New York City is gearing up for its latest bond issuance, with a hefty $1.8 billion being made available for investors. This sizable offering is part of a larger $12 billion new-issue calendar for the week. The deal consists of two series – $1.5 billion of tax-exempt general obligation (GOs) bonds and $300 million of taxable GOs. The maturity dates for these bonds range from 2026 to 2052. The first series will be offered through negotiation, while the second series will be sold competitively.
Loop Capital Markets is the bookrunning senior manager for this bond issuance, with 25 other firms serving as co-managers on the deal team. Public Resources Advisory Group and Frasca and Associates are the co-municipal advisors, while Norton Rose Fulbright and Bryant Rabino are serving as co-counsel. These key players will play a crucial role in ensuring the success of this bond offering.
Patrick Luby, head of municipal strategy at CreditSights, predicts that demand for these new bonds will be strong, especially with $7.6 billion of redeemed bond principal returning to investors this month from New York issuers. However, he also notes that the pace of redemptions is expected to slow down in September, which could impact reinvestment demand. As a result, the spreads for the tax-exempt series may widen in the coming months.
New York City’s GOs have received favorable ratings from leading agencies, with Moody’s Ratings giving them an Aa2 rating, S&P Global Ratings rating them AA, Fitch Ratings rating them AA, and Kroll Bond Rating Agency rating them AA-plus.

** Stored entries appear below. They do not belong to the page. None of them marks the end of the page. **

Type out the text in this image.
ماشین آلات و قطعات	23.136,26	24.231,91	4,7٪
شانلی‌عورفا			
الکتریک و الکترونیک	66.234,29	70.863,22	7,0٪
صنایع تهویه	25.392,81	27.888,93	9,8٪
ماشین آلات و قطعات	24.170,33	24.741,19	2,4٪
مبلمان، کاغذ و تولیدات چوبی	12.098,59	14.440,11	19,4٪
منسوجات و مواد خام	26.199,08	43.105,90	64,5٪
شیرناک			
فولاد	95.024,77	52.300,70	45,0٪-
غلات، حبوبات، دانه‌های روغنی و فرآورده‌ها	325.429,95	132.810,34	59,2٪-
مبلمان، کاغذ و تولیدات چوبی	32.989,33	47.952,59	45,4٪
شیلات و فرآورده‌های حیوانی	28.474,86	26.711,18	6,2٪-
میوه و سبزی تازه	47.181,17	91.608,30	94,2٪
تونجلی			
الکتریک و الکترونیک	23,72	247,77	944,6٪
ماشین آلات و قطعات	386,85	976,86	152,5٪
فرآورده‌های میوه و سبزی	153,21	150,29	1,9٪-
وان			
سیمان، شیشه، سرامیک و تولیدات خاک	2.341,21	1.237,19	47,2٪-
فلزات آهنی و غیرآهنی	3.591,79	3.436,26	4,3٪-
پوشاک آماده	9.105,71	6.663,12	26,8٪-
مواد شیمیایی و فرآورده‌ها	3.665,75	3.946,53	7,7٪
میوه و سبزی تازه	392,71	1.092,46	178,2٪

The city’s strong budget monitoring and controls, along with its revenue control, have contributed to these solid ratings. In its last deal, the 10-year maturity with a 5% coupon yielded 3.16%, indicating a positive performance in the market.
Looking ahead, New York City is scheduled to have more debt offerings in September, including a $1.8 billion Transitional Finance Authority deal and a $1.3 billion Empire State Development Corporation deal. Additionally, the New York State Environmental Facilities Corp. is set to price $218.84 million of green state revolving funds revenue bonds. These upcoming offerings indicate a busy period for municipal bond investors in New York.
New York City’s $1.8 billion bond issuance presents a significant opportunity for investors to participate in the city’s debt offerings. With strong ratings, favorable market performance, and a robust team of underwriters, this deal is poised to attract substantial demand. As the market conditions continue to evolve, it will be interesting to see how investors respond to these bonds and the overall performance of New York City’s municipal debt.